Midterm, Fall 1996
There are four questions in this examination. Each is worth 25 points. The examination is 50 minutes long. It starts promptly at 11:00. You are allowed to work past 11:50 at a price of two points per minute. This provision is strictly enforced.
If you have any questions, I will be in or just outside the room.
1. According to Coase, what characterizes firms? Why aren't all transactions coordinated within firms?
2. According to the framework presented in class, when is it efficient not to pay a worker performance incentives at all? (That is, strictly on salary.)
3. Trucking firms have traditionally been unable to monitor their drivers very well, particularly those operating far from their home base. In the late 1980's, the computer hardware/software firm Qualcomm began to offer trucking firms a service which permitted them to better monitor their drivers. When trucking firms subscribed to this service, a satellite antenna was installed on individual trucks. Qualcomm tracked the location and speed of the trucks from their home base in San Diego. (Much like how air traffic controllers can track planes in flight.) Trucking firms could then connect to Qualcomm's computers to check the location and ground speed of each individual truck in their fleet.
Assume that individual truck drivers' utilities are decreasing in the extent to which they are monitored and that adoption only takes place when both drivers and their firms consent.
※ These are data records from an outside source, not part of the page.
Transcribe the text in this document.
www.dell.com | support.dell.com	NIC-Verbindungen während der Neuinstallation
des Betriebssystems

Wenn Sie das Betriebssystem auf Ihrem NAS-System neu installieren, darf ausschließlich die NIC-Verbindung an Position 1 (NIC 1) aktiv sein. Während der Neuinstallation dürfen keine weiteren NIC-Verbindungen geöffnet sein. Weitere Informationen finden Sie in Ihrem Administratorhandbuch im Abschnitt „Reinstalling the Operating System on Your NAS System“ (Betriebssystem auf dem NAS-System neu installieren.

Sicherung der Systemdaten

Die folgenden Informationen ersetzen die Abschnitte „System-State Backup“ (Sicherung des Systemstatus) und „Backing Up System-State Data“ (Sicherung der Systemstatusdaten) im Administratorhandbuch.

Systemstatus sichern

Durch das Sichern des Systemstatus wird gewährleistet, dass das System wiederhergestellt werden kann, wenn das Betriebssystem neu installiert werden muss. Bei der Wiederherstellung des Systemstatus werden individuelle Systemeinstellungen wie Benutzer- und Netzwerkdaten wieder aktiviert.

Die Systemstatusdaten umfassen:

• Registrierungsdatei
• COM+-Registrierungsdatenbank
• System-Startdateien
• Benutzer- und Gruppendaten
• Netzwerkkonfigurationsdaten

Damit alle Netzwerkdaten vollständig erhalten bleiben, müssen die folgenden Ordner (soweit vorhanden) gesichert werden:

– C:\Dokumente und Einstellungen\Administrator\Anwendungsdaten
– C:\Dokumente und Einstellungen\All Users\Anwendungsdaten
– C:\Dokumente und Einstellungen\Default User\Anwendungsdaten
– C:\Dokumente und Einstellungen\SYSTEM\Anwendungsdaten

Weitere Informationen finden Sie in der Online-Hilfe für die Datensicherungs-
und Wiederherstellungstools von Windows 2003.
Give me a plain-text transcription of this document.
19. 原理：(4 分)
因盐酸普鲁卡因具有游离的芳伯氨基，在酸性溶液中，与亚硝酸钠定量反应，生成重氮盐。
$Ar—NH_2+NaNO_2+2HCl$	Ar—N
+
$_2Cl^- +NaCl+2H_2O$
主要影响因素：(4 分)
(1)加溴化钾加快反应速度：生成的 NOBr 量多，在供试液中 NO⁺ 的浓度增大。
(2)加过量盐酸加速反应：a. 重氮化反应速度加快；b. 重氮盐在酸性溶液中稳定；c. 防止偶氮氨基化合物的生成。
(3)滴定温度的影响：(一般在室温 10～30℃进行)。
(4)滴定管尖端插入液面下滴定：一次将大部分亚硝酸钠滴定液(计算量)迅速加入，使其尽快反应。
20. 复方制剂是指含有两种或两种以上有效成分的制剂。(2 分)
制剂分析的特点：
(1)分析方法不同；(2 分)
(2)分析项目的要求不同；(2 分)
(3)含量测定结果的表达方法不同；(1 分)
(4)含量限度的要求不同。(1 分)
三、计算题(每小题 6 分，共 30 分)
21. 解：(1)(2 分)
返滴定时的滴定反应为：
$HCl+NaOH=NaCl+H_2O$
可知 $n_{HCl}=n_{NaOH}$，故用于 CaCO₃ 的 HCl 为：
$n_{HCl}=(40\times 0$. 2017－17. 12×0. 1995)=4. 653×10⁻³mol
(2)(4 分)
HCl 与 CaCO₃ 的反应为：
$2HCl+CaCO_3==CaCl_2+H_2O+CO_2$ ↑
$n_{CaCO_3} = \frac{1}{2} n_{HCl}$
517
Assume also no transaction costs and no wealth effects. Suppose adoption increases the total value when considering a firm and its drivers' interests.
Would you expect adoption to take place? Why or why not? Who would you expect to most strongly favor adoption, trucking firms or truck drivers?
4. What is bounded rationality? Why does bounded rationality lead to contracts which are less than fully-contingent? What incentive problems do such contracts sometimes create?